12
R1100
11d

I'm performing a pentest for my client.
So after scanning my client's network I understood they're using IIS 4.5 and windows server 2012 (or 2012 R2)
I know the systems are real old.
And there are known exploits for them.

The tricky part is I have to stay hidden and I only have my own credentials for logging in to the asp page. (Uploading a script is almost crossed cuz it will reveal my identity)
Also I have access to the local network with some of the other employees user/pass.

Any recommendation for exploiting and staying hidden at the same time ?

One more question : will exploits for newer versions work for the older ones necessarily?

Comments
  • 3
    1. Wait until someone logs in and use pass-the hash?
    2. No. New versions have new bugs that dont work on older releases. Usually the CVE Database saves programs and their version to document bugs. older versions have usually bugs that allow you getting SYSTEM rights.
  • 3
    Networking attacks to gain access to other employees' accounts? And use them for scripts.
  • 3
    2012 (at least 2012R2) is still supported, even 2008 still is - so the customer can still fix it afterwards.
    Are you sure with IIS 4.5? Wikipedia lists IIS 5 for Windows 2000, and I haven't found anything about IIS 4.5.
  • 3
    If you get on one of the servers, wait for one admin to log in, or even purposely trigger a monitoring event.
    As many persons login with domain admin credentials, you can now overtake the whole domain.
  • 1
    > pass-the-hash

    On the left hand side.
  • 3
    Keylogger your own machine and call IT support for something that needs admin access to change.
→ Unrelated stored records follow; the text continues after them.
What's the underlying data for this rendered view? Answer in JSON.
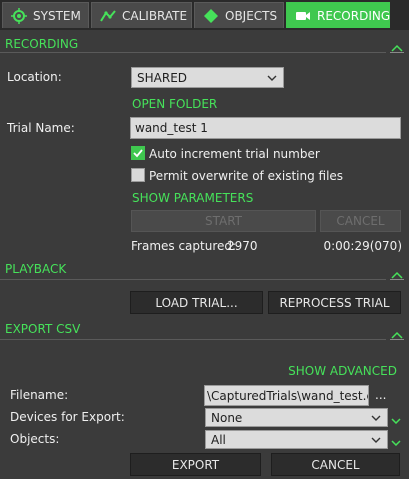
{
  "tabs": [
    {
      "label": "SYSTEM",
      "icon": "chip-icon",
      "active": false
    },
    {
      "label": "CALIBRATE",
      "icon": "calibrate-icon",
      "active": false
    },
    {
      "label": "OBJECTS",
      "icon": "diamond-icon",
      "active": false
    },
    {
      "label": "RECORDING",
      "icon": "video-camera-icon",
      "active": true
    }
  ],
  "recording": {
    "section_title": "RECORDING",
    "location_label": "Location:",
    "location_value": "SHARED",
    "open_folder": "OPEN FOLDER",
    "trial_name_label": "Trial Name:",
    "trial_name_value": "wand_test 1",
    "auto_increment_label": "Auto increment trial number",
    "auto_increment_checked": true,
    "permit_overwrite_label": "Permit overwrite of existing files",
    "permit_overwrite_checked": false,
    "show_parameters": "SHOW PARAMETERS",
    "start_label": "START",
    "cancel_label": "CANCEL",
    "frames_captured_label": "Frames captured:",
    "frames_captured_value": "2970",
    "elapsed": "0:00:29(070)"
  },
  "playback": {
    "section_title": "PLAYBACK",
    "load_trial_label": "LOAD TRIAL...",
    "reprocess_trial_label": "REPROCESS TRIAL"
  },
  "export_csv": {
    "section_title": "EXPORT CSV",
    "show_advanced": "SHOW ADVANCED",
    "filename_label": "Filename:",
    "filename_value": "\\CapturedTrials\\wand_test.csv",
    "browse_label": "...",
    "devices_label": "Devices for Export:",
    "devices_value": "None",
    "objects_label": "Objects:",
    "objects_value": "All",
    "export_label": "EXPORT",
    "cancel_label": "CANCEL"
  },
  "colors": {
    "accent": "#46e25a",
    "active_tab": "#3fc84f",
    "background": "#3b3b3b"
  }
}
Grab their credentials from keylogger after change. Log into AD or whatever domain tool the IT person has to elevate one of the other user accounts. Use stolen user account to do admin things until you have a back door.
  • 1
    @enigmamachine Pass-the-hash / -ticket works even for remote logon where the password is not necessarily transmitted to the workstation.
  • 1
    @R1100 (and @ any interested admin who didn't know about this)
    To prevent logon with administrative credentials on non administrative machines, Microsoft has published a quite large list of recommendations.